Placebo Effect Seems Related to Reward Expectations, Dopamine Activity

Marlene Busko

August 15, 2007

August 15, 2007 — In a recent study, the release of dopamine into the nucleus accumbens of subjects who received a placebo after a pain challenge correlated with their anticipation of receiving a reward (an analgesic agent). In a second part of the study, subjects who expected to receive a monetary reward for playing a game exhibited a similar placebo-induced increase in dopamine activity in this area of the brain.

"Individual variations in nucleus accumbens response to reward expectation accounted for 28% of the variance in the formation of placebo analgesia," the group, led by David J. Scott, from the University of Michigan, in Ann Arbor, writes.

The study is published in the July 19 issue of Neuron.

Corresponding author Jon-Kar Zubieta, MD, also from the University of Michigan, told Medscape: "Individuals who were not activating the nucleus accumbens in response to the expectation of a monetary reward were the same individuals who didn't release much dopamine in response to placebo administration, and they were the same individuals who didn't have much of an analgesic placebo effect." He added that interindividual differences in the function of this transmitter system are linked with the capacity to experience a placebo effect (a beneficial effect from positive expectations).

The group writes that the physiological processes that underlie placebo effects remain to be elucidated. They aimed to investigate whether variations in dopamine release in the nucleus accumbens (an area of the brain involved in experiencing pleasure and also in addiction) are related to variability in placebo effects in a sample of healthy subjects. They recruited 30 healthy volunteers (23 men and 7 women, with a mean age 24 years).

A total of 14 volunteers took part in the first phase of the study, a pain challenge. The subjects were told they were participating in a randomized control trial of a painkiller (analgesic agent) and would either receive this analgesic agent or a placebo; in fact, the subjects either received placebo or no placebo.
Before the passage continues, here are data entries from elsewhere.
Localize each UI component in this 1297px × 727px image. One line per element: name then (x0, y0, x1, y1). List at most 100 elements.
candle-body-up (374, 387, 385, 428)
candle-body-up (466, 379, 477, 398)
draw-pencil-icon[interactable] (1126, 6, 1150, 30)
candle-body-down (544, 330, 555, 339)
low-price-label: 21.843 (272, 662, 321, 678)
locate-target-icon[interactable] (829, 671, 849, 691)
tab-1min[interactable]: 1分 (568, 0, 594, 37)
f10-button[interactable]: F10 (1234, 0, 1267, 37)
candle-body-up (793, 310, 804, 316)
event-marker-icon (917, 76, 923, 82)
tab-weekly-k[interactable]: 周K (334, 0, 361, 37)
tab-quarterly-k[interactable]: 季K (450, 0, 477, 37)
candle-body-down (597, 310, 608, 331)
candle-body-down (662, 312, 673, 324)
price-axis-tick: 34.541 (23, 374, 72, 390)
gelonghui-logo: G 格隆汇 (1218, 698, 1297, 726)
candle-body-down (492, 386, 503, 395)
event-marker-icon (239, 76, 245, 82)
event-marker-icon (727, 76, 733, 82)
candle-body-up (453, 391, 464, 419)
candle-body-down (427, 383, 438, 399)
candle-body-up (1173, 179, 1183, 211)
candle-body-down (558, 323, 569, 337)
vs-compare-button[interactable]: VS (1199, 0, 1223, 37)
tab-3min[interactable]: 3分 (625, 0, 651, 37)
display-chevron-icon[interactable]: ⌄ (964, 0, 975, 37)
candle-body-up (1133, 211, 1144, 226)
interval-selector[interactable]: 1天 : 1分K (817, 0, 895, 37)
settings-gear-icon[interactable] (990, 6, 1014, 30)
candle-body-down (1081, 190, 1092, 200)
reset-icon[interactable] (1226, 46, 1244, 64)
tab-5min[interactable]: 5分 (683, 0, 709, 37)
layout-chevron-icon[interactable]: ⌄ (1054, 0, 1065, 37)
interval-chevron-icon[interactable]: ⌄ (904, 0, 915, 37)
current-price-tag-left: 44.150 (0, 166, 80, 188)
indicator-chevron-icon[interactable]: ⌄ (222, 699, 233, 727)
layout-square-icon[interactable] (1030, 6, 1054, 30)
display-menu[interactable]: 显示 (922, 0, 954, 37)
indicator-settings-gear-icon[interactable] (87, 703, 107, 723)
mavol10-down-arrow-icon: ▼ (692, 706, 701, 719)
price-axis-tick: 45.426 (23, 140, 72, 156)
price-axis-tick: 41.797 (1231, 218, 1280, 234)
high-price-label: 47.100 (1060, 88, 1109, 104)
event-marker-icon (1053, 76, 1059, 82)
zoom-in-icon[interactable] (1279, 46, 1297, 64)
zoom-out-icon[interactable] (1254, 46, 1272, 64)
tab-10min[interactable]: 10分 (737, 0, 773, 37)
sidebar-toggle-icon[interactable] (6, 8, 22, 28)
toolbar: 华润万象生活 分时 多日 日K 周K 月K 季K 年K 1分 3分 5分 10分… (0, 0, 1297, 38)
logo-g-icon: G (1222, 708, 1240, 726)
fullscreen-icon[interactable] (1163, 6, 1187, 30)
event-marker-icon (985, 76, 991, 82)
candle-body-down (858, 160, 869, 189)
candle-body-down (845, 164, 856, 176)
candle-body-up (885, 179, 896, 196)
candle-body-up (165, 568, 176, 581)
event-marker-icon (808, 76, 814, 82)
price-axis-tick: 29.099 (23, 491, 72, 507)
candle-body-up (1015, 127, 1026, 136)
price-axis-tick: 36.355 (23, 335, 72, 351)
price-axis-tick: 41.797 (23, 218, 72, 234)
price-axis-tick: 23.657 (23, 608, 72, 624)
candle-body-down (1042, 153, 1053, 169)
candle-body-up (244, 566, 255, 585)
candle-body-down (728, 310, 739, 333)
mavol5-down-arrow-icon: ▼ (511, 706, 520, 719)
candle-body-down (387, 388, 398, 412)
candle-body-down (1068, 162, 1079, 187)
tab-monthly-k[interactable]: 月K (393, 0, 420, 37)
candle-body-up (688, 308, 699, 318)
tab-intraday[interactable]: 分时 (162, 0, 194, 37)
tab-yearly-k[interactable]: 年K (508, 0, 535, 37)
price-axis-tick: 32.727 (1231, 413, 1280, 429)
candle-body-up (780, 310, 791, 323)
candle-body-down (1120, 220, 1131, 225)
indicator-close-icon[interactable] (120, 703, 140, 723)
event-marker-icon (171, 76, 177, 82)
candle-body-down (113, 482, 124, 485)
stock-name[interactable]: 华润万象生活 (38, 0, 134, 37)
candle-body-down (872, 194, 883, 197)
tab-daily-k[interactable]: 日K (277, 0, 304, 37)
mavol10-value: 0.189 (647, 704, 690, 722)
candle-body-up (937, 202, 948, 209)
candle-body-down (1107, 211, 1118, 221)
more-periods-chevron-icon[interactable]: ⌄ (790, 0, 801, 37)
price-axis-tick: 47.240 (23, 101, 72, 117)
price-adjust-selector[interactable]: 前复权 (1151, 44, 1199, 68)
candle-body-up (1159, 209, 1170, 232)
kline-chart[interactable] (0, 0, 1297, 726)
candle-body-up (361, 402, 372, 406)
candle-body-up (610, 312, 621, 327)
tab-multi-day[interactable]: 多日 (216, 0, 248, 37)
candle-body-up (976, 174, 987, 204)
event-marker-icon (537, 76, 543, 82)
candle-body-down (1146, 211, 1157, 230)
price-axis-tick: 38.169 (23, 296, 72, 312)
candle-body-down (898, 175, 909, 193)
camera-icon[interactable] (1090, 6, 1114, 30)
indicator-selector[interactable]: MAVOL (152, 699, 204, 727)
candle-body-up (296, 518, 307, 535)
Each subject underwent 2 positive emission tomography (PET) scans with the tracer11C-raclopride (which binds to dopamine receptor sites). During each session with PET, the subjects were asked to rate their anticipated reduction in pain intensity prior to a pain challenge that consisted of administration of a painful 5% hypertonic saline solution into the jaw muscle, which was given with and without a placebo (a nonpainful 0.9% isotonic saline solution).

As a group, the study subjects experienced a significant reduction in pain when they received a placebo vs no placebo, but this did not correlate with changes in dopamine activity in the nucleus accumbens. Dividing the group into high placebo responders (above the median, n = 7) vs low placebo responders (below the median, n = 7), did reveal significantly more dopamine activity in the left nucleus accumbens in the high responders than in the low responders. The high responders were the same individuals who had also anticipated that the "painkiller" would bring them good pain relief. Four of the low responders reported increases in pain intensity during placebo administration — a nocebo (negative placebo) effect.

In a second part of the study, which was conducted separately from the pain study, the 30 volunteers underwent functional magnetic resonance imaging (fMRI) scans while they participated in a gambling game with monetary rewards of up to $5. The fMRI detected significant increases in the blood oxygenation levels in the neurons in the bilateral nucleus accumbens of the subjects who were anticipating rewards.

The subjects who had the most activity in their nucleus accumbens during the monetary reward game were the same individuals who had shown the strongest anticipation of an analgesic effect from a "painkiller" and the strongest placebo response in the pain challenge.

"The present results indicate that intrinsic differences in the function of neurobiological mechanisms involved in reward anticipation processing, such as the mesolimbic dopaminergic pathway, explain a substantial proportion of the variance in placebo effects," the group writes.

Dr. Zubieta explained that the implications are that randomized controlled clinical trials can be designed to try to predict and minimize a placebo effect to be able to better determine whether a particular intervention is effective. In other instances, it might be better to try to enhance the placebo effect, to try to take advantage of the body's resiliency mechanism, he noted.

No financial disclosures were reported.